The Grinch nearly stole Christmas in the oil patch this year.

Thanks to the lowest crude and natural gas prices in more than a decade, Norwegian oil and natural gas producer Statoil ASA cut its holiday party budget by about 40 percent from 2014. KBR Inc. and Marathon Oil opted for smaller affairs with less swank. One Houston hotel said its seasonal party business is down 25 percent from 2014. Pricey wine and champagne are off the menu.

The industry has shed more than 250,000 jobs and idled more than 1,000 rigs as crude prices fell by more than half since last year. Oil services, drilling and supply companies are bearing the brunt of the downturn and account for more than three quarters of the layoffs, according to industry consultant Graves & Co.

"You can't have a $2 million Christmas party while at the same time laying off half your workforce," said Jordan Lewis, an operations manager and producer at Sullivan Group, a Houston event planning company.

Independent power generators have also been stung by cheap electricity amid declining gas prices. The heating and power plant fuel slid recently to the lowest level since 1999, and is heading for the biggest annual drop since 2006 as the lack of demand leaves stockpiles at a seasonal record.

The commodity rout and the layoffs that followed have dampened holiday festivities.

Several hundred Statoil employees were invited earlier this month to Minute Maid Park, where Major League Baseball's Houston Astros play, for a party that featured scaled back entertainment and décor, spokesman Peter Symons said. At the Houston-based oil and gas construction firm KBR, management canceled this year's companywide party. Instead, individual departments were encouraged to hold their own gatherings from potlucks to group socials, spokeswoman Brenna Hapes said.

Team Building

"We are certainly being cost-conscious," Hapes said by telephone. "There's also the added benefit of some team strengthening as well. Employees are spending time together with their colleagues in small gatherings, and that's a good thing for our team."

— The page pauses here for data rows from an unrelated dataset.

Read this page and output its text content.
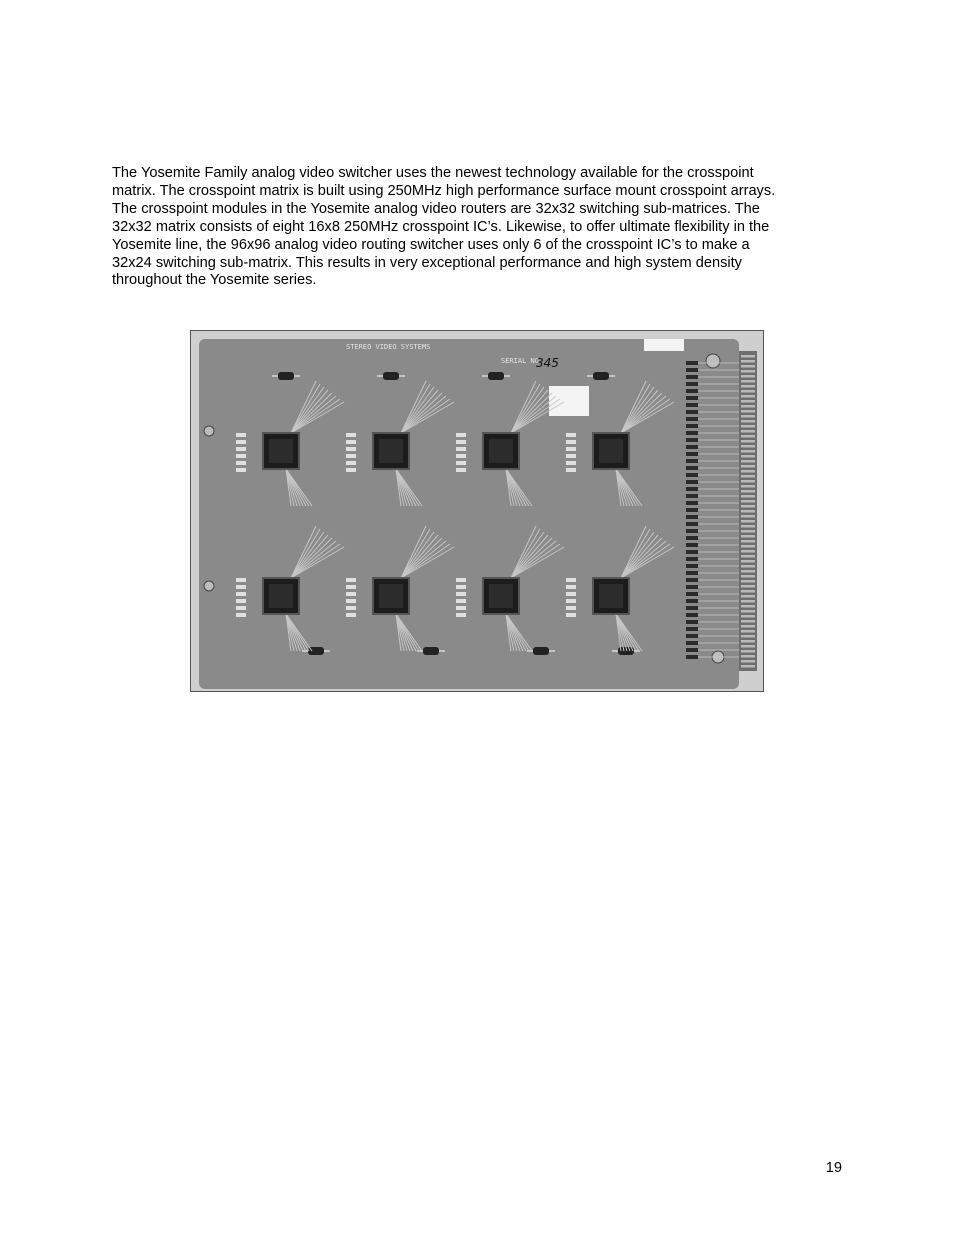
The Yosemite Family analog video switcher uses the newest technology available for the crosspoint
matrix. The crosspoint matrix is built using 250MHz high performance surface mount crosspoint arrays.
The crosspoint modules in the Yosemite analog video routers are 32x32 switching sub-matrices. The
32x32 matrix consists of eight 16x8 250MHz crosspoint IC’s. Likewise, to offer ultimate flexibility in the
Yosemite line, the 96x96 analog video routing switcher uses only 6 of the crosspoint IC’s to make a
32x24 switching sub-matrix. This results in very exceptional performance and high system density
throughout the Yosemite series.
STEREO VIDEO SYSTEMS
SERIAL NO.
345
19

Houston-based Marathon didn't host a big party for reasons that were "along those same lines" as other firms, spokeswoman Lee Warren said, without elaborating. Spokesmen for other oil and gas majors, including Chevron Corp., BP PLC and Anadarko Petroleum Corp., declined to comment.

The cutbacks on entertainment have hit restaurants, hotels and other venues that rely on a boost in corporate spending during the holidays.

Ellen Jannik, event coordinator for Vic & Anthony's, said the popular Houston steakhouse has been soliciting other corporate clients after oil and gas companies began downsizing holiday parties.

Chicken-Fried Steak

Most are "cutting back on the guest list, with some lower attendance groups," Jannik said. "We started reaching out to other industries, really anything outside of oil and gas, anything we can think of."

At the boutique Houston hotel La Colombe d'Or, home to the upscale Cinq restaurant where chicken-fried filet mignon goes for $49, business from holiday parties is down about 25 percent this month compared to last December, owner Steve Zimmerman said in a telephone interview. Parties that can include as many as 600 people are being cut by half, or canceled altogether. Oil and gas companies still hosting affairs are ditching the expensive wines and champagne they used to order when profits were fatter, he said.

"Even the companies that are still doing well don't want to show it, and the oil services companies, which we used to host a lot, they just stopped everything," Zimmerman said.